Over the past 10 days in this blog we have dealt with the three dots of a successful start to lifelong learning – two years of quality early childhood education, graduating from high school and gaining a postsecondary qualification. Currently New Zealand is doing quite well with the first of these until the provisions of quality early childhood education (two years of 15 hours per week) is scrutinized in urban areas of high Maori and Pasifika populations. Access is unacceptably low in many of these areas and until we get all three and four year olds into quality early childhood education for 15 hours a week over two years, the resources for pre-school care and education should be directed to that end.

I applaud the scrapping of the twenty hours on non-means tested care/education and applaud the scrutiny that the resources are now going to be put under. Yes, I have sympathy for those who need the twenty free hours to work in order to supplement their incomes but that is another issue. The ECE resource must be used according to principles of access for little ones not the size of their parents mortgages and rationed according to rules around universal ECE access. All three and four year olds must be in an early childhood centre for two days a week for the two years prior to their starting school. When that is achieved and cemented in place a more liberal approach might be able to be taken.

Of course there is nothing to stop centres both private and state offering child care for those younger but this must not be at the expense of 3 and 4 year olds getting their early childhood education and therefore this becomes the priority for state funding. There is probably enough to go around.
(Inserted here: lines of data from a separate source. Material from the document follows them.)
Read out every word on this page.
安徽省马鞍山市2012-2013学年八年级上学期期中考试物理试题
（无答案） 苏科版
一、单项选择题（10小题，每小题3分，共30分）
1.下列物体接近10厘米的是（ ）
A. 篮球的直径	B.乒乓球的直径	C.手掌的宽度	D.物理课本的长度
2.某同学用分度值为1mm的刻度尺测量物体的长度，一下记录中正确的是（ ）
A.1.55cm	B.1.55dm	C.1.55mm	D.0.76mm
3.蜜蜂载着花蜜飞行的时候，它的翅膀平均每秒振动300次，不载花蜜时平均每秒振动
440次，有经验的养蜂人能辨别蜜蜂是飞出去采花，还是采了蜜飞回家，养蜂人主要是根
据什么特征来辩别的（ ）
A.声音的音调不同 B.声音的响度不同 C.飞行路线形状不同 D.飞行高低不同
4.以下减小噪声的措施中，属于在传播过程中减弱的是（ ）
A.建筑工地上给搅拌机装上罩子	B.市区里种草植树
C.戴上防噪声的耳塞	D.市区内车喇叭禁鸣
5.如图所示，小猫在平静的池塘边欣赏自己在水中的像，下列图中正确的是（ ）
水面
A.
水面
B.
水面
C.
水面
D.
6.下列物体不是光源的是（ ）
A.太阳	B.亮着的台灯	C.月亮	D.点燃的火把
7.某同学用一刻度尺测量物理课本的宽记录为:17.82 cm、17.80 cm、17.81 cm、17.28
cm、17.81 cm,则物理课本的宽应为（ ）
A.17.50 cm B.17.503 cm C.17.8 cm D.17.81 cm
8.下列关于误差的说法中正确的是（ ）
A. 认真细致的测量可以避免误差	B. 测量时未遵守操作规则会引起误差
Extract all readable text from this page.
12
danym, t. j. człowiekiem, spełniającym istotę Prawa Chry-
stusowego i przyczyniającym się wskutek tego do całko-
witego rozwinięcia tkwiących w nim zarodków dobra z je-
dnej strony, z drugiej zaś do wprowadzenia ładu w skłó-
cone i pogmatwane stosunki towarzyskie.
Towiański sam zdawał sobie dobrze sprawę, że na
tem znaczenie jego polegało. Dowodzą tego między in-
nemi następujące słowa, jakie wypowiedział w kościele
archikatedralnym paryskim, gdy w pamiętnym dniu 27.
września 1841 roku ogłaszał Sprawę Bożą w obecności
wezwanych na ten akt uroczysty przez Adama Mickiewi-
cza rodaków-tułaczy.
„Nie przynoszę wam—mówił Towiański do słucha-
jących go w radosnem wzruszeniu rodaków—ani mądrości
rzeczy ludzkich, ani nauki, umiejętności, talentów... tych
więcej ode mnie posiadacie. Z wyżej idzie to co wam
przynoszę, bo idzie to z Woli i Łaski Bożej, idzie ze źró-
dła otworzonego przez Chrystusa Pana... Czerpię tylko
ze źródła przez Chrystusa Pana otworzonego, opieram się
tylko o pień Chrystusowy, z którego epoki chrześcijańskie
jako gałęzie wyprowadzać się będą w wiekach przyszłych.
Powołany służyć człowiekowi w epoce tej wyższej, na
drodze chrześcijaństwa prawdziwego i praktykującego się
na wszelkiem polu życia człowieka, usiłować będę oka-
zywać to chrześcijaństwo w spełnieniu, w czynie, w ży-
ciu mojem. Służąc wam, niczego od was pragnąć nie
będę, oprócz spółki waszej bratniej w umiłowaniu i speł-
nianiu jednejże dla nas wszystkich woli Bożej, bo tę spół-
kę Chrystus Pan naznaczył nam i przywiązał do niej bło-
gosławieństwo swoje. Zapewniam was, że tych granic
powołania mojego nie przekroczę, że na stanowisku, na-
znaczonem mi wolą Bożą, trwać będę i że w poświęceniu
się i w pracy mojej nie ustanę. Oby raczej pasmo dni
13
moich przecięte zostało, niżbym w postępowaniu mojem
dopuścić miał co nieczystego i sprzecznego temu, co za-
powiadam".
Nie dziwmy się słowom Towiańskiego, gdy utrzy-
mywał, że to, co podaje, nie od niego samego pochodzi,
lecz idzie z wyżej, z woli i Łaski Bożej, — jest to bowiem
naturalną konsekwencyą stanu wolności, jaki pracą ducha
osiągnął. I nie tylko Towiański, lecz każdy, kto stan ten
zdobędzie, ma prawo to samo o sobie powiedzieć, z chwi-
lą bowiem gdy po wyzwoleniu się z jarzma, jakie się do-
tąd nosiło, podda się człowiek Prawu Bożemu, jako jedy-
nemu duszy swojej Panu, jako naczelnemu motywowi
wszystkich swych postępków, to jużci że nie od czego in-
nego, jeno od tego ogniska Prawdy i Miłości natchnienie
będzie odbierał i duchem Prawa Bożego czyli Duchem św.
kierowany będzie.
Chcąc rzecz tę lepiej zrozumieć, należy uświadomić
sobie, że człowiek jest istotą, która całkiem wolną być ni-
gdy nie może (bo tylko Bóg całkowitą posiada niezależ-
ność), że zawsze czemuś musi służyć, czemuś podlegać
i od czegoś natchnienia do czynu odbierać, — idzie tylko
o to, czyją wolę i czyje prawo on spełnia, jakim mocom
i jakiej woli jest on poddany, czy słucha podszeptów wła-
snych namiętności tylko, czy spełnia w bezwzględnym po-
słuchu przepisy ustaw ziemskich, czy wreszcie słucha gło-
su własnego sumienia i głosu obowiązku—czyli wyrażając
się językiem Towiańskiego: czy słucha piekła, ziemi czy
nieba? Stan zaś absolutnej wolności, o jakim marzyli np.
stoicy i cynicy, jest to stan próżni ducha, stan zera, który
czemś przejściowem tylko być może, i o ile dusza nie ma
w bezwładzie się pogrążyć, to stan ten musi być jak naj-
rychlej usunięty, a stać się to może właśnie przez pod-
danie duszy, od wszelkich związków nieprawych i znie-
I have had final responsibility for early childhood centres as a secondary principal, as a senior manager in a teachers college, at a polytechnic and most recently as Chairman of Directors of a company that ran among its many activities, five early childhood centres. I know how the funding levers work and how they act in a perverse manner to achieve objectives that are not those of offering quality early childhood education to all three and four year olds for the two years before school. I know what the levels of trained staff do to the income streams. It all needs looking at.

The early years have become the last bastion of funding by volume and the results have been no more acceptable than they ever proved to be at other levels.